THE SALSA SCREEN
RIP James Caan. Long Live Rollerball?

Round and round the rollerskaters went chasing a ball of steel. Every time a circuit was completed, another body was dragged from the arena. Blood stains marked the surface as they were dragged off. If the fallen skater was lucky, a motorcycle wouldn’t careen off his head. It was the bloodiest of spectacles and the crowd were loving it.
This was rollerball.
In the nearby future (2018!), large corporations battle in a roller derby arena for prestige, pride, and ultimately more wealth. The corporations owned the players. The only way to break a contract was to leave via a body bag. With every passing year, the corporations demanded more blood, more spectacle. The bloodthirsty viewing public demanded more action. More sacrifice. This was a gladiatorial sport and nobody would leave the arena unscathed.
At the center of it all was one man, Jonathan E, a man determined to break free from the clutches of the body corporate. One last match. To the death. The winner takes all and Jonathan could have his freedom.
Bloodied. Bruised. Caan silently rolls around the arena one last time. He’s the only player left standing. Doggedly, Caan skates past the fallen victims, winning steel ball in hand. He’s victorious but at what price?
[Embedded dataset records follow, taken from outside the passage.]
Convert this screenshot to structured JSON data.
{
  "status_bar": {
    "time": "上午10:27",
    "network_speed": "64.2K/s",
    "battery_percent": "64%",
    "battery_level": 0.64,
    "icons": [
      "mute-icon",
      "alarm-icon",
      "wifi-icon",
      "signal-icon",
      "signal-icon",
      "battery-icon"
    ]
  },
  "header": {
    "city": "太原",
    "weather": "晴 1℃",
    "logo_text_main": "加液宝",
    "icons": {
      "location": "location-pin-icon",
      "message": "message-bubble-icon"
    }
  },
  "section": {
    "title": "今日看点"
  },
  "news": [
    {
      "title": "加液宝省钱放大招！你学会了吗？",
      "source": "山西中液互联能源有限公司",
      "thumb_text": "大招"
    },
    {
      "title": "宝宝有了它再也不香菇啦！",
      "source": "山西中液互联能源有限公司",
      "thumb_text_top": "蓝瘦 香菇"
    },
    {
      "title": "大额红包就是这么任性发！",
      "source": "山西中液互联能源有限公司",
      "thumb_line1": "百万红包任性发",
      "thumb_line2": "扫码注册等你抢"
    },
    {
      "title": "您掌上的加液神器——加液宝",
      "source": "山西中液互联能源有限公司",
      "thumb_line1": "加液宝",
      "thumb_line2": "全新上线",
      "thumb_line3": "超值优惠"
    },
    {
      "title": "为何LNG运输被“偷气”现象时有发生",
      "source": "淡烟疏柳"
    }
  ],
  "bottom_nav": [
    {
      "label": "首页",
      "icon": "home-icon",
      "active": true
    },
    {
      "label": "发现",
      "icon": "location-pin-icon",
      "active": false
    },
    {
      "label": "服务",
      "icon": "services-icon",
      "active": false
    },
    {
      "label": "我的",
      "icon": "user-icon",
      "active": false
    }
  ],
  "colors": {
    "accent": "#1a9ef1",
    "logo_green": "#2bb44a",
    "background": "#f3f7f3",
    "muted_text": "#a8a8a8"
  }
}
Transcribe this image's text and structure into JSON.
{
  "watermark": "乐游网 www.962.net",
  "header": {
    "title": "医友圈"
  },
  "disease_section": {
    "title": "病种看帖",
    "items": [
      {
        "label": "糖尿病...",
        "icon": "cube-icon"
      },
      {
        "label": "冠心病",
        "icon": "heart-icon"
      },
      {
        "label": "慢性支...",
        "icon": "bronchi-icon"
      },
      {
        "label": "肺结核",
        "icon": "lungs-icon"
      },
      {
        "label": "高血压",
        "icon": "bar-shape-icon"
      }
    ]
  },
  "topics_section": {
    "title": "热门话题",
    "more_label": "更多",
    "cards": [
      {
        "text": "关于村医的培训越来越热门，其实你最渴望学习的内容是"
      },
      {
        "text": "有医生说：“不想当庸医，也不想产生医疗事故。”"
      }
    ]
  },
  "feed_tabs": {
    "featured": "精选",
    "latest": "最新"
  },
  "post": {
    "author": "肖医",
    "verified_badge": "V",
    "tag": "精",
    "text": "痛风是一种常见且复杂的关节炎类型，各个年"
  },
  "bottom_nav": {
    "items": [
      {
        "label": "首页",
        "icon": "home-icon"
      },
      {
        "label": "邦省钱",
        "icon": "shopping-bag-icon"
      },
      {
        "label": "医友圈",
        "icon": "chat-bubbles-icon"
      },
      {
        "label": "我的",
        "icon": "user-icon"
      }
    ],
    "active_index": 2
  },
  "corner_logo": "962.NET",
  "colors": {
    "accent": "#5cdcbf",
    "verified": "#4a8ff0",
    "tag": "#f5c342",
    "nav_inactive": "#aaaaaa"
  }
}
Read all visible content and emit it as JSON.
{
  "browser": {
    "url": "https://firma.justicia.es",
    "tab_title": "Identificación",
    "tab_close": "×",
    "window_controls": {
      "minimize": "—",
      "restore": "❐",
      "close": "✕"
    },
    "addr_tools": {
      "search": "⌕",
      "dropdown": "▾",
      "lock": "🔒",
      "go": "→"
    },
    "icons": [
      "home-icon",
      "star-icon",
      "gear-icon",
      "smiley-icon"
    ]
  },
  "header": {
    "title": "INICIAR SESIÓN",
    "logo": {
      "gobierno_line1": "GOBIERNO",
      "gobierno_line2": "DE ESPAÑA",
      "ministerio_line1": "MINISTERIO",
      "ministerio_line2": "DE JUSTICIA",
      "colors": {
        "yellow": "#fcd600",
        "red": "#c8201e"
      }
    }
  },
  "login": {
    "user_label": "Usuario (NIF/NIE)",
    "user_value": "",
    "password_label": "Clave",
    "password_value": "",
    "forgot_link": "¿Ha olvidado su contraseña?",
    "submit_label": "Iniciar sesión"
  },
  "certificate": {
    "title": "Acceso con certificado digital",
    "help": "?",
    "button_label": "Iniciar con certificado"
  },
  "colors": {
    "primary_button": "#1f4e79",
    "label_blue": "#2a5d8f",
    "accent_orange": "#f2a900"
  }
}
The recent death of James Caan, who played the role of Jonathan, had me reflecting on this futuristic blast from the past. Caan had the perfect look of a grizzled veteran unwilling to partake in one more game. A man hampered by his own moral code which nobody else was adhering to.
I loved this film from the moment I watched it. Actually, that was a lie. I forwarded my video player past the boring parts and watched and rewatched the rollerball scenes. I had entered my teen years on a diet of Dirty Harry and Death Wish and couldn’t get enough of gore or violence. Rollerball offered it all except for the talkie, over-extended dialogue, and long scenes that drifted aimlessly.
At least that was my early teen impression.
The idea of corporations ruling the world is no longer science fiction. We all know our data is harvested for the big corporations for them to sell and pass on as they please. The faceless corps have sold us the dream of super-connectivity when the reality has them dictating the rules while demanding tax breaks. When you have an Olympic circus navigating the globe every four years, are we really that far away from nation-states being demolished?
It all feels very prescient.
It’s a dystopian future where sports has become the battleground. There’s no more war but racial profiling still exists. The corps operates on racial stereotypes. Here’s the fearsome Japanese team. Kamikaze warriors willing to die for their corporation. The ultimate sacrifice for the honor.
And there’s Caan. Fighting to gain control. Wanting his identity back. A man struggling to come to terms with his contract for life. He is owned by the corporation and playing a game designed to demonstrate “the futility of individual effort”. How dare Caan ask for retirement. He’ll go when they say he can go. There are no rules when the public is paying a premium. One final match, jerry-rigged by the corporates in order to take Caan down. Bending the rules, they are effectively making it legal for the opposition to kill Caan. Make him a legend. Sell more merchandise. Glorify his death, but never, ever, make him a free man.
This is a match Caan can’t possibly win.

Having rewatched the film, a little older and wiser than my impressionable teens, it’s no longer as brutal as I remembered. Have I become more desensitized to violence? The action is tame. The dialogue is still yawn-worthy and it feels more like pro-wrestling where every sequence is pre-planned.
At least it’s miles ahead of the 2002 remake in which film critic Roger Ebert said:
“Rollerball” is an incoherent mess, a jumble of footage in search of plot, meaning, rhythm and sense. There are bright colors and quick movement on the screen, which we can watch as a visual pattern that, in entertainment value, falls somewhere between a kaleidoscope and a lava lamp.” Source Rogerebert.com
Ouch.
Still, James Caan is brilliant. The perfect role for a man who looks like he’s aged well before his time.
And what of that futuristic 2018? Are we far off from a future that has a gladiatorial battle?
Possibly not.
Have we already arrived at a point in the entertainment industry where the public demands ever more spectacle? Where Youtube creators do almost anything but kill for the spectacle? Where conflict drives engagement on all social media platforms?
The future no longer has James Caan or a rollerball derby but it still looks menacing. RIP Caan. A true legend.